Les poèmes que M. Jacques Sermaize a réunis sous ce titre L'Heure qui passe, d'une précision un peu sèche, nous touchent par beaucoup d'émotion profonde et contenue. Ils font penser quelquefois à la claire harmonie de Sully-Prudhomme, et c'est aussi une vie intérieure qu'ils expriment dans ses plus délicates nuances. Mais, plus que le poète des Vaines Tendresses, M. Jacques Sermaize semble s'émouvoir de l'aspect du monde, il ne se contente pas des “paysages d'âmes”: les premières pages de son livres évoquent les jardins trempés de pluie –et les beaux soirs dont l'âme indéfiniment garde la nostalgie. Le poète sait nous dire le mystérieux accord de l'univers sensible avec le cœur humain:

La nature a le charme alangui d'un visage
Encore ému des pleurs que l'amour a séchés...

Et plus loin:

O Soir que je n'ai su contempler sans envie,
Combien d'hommes, hélas! lorsque s'éteint leur vie,
Quand leur dernier regard autour d'eux est jeté,
Combien, dans leurs yeux clos, ne peuvent l'emporter,
La paix dont s'enivra ta mourante beauté!

L'“heure qui passe” donna au poète, avec les joies et les peines de chaque jour, l'enchantement d'un amour heureux. Mais l'amour humain, le plus heureux, ne montre-t-il pas quelquefois un visage baigné de larmes? Il y a les inévitables séparations dont la détresse est ici exprimée en des vers que Lamartine eût bien goûtés:

Tandis que nos deux cœurs battaient des mêmes fièvres,
Mes yeux ont bu tes yeux une dernière fois,
Mes lèvres ont livré leur tristesse à tes lèvres,
Puis nos tremblants amours ont désuni leurs doigts...

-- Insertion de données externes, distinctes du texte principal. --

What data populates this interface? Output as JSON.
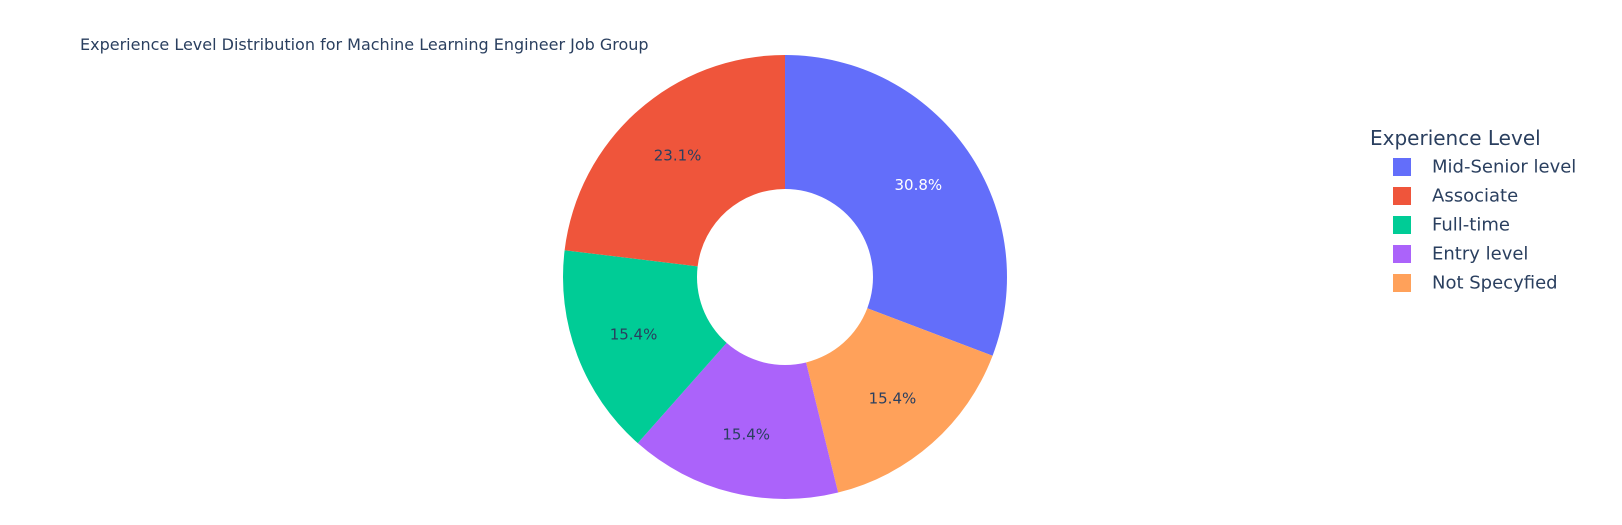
{
  "chart_data": {
    "type": "pie",
    "hole": true,
    "title": "Experience Level Distribution for Machine Learning Engineer Job Group",
    "legend": {
      "title": "Experience Level",
      "placement": "right"
    },
    "slices": [
      {
        "label": "Mid-Senior level",
        "value": 30.8,
        "text": "30.8%",
        "color": "#636efa",
        "text_color": "#ffffff"
      },
      {
        "label": "Not Specyfied",
        "value": 15.4,
        "text": "15.4%",
        "color": "#ffa15a",
        "text_color": "#2a3f5f"
      },
      {
        "label": "Entry level",
        "value": 15.4,
        "text": "15.4%",
        "color": "#ab63fa",
        "text_color": "#2a3f5f"
      },
      {
        "label": "Full-time",
        "value": 15.4,
        "text": "15.4%",
        "color": "#00cc96",
        "text_color": "#2a3f5f"
      },
      {
        "label": "Associate",
        "value": 23.1,
        "text": "23.1%",
        "color": "#ef553b",
        "text_color": "#2a3f5f"
      }
    ],
    "legend_order": [
      "Mid-Senior level",
      "Associate",
      "Full-time",
      "Entry level",
      "Not Specyfied"
    ]
  }
}
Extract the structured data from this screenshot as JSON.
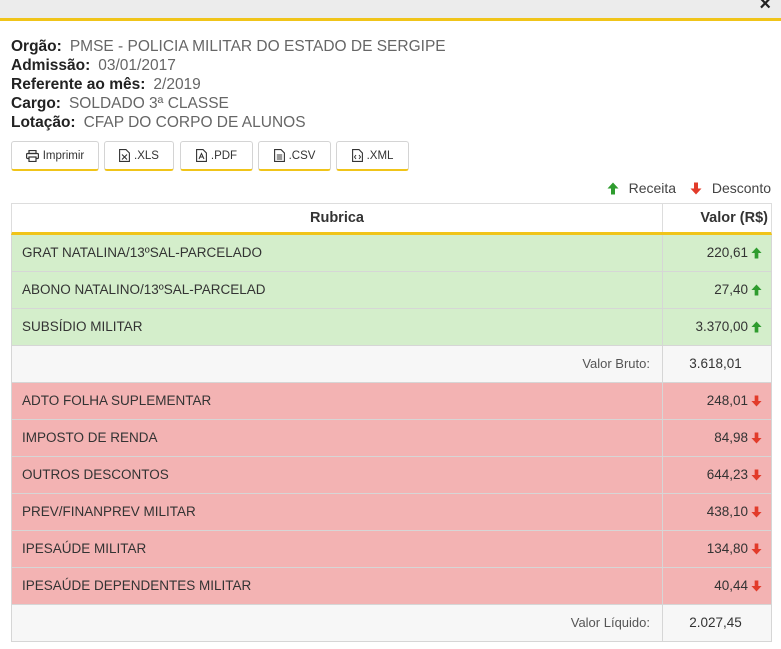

... Morne retour! La ville, où l'on chantait encore,
D'équivoques rumeurs environnait mes pas:
Moi j'allais, en songeant qu'à la prochaine aurore,
Je chercherais en vain le collier de tes bras...

Et puis, le plus bel amour souffre par cela seul qu'il dure –parce que le bonheur présent ne saurait faire oublier le bonheur passé, ni l'infini de joie, à jamais perdu, qu'évoque cette fin d'un sonnet de Verlaine:

Ah! les premières fleurs, qu'elles sont parfumées!
Et qu'il bruit avec un murmure charmant
Le premier oui qui sort des lèvres bien-aimées...

Et c'est pourquoi le poète de l'Heure qui passe veut revoir les lieux où il promena son jeune amour. –Inévitable romantisme à quoi nous devons le Lac de Lamartine, les tristesses d'Olympio, toutes les strophes qui révélèrent à nos quatorze ans un monde inconnu d'émotions et de rêves... Il faut lire ce poème de M. Jacques Sermaize: le Parc. –Le décor de son ancien bonheur est là, derrière une grille… il ne peut l'atteindre et s'y résigne, en lui disant:

Vous aviez trop changé peut-être... nous aussi.

Je n'ai indiqué dans cet ouvrage que les sources de tendresse et d'émotion sentimentale. Le lecteur y trouvera aussi des “poèmes philosophiques”, de forme très parnassienne, qui font penser encore à Sully-Prudhomme et ne sont pas ceux que je préfère. Mais sachons n'être pas les prisonniers d'un rythme ni d'une école, et louons M. Jacques Sermaize de nous avoir donné une œuvre riche et diverse, harmonieuse et grave.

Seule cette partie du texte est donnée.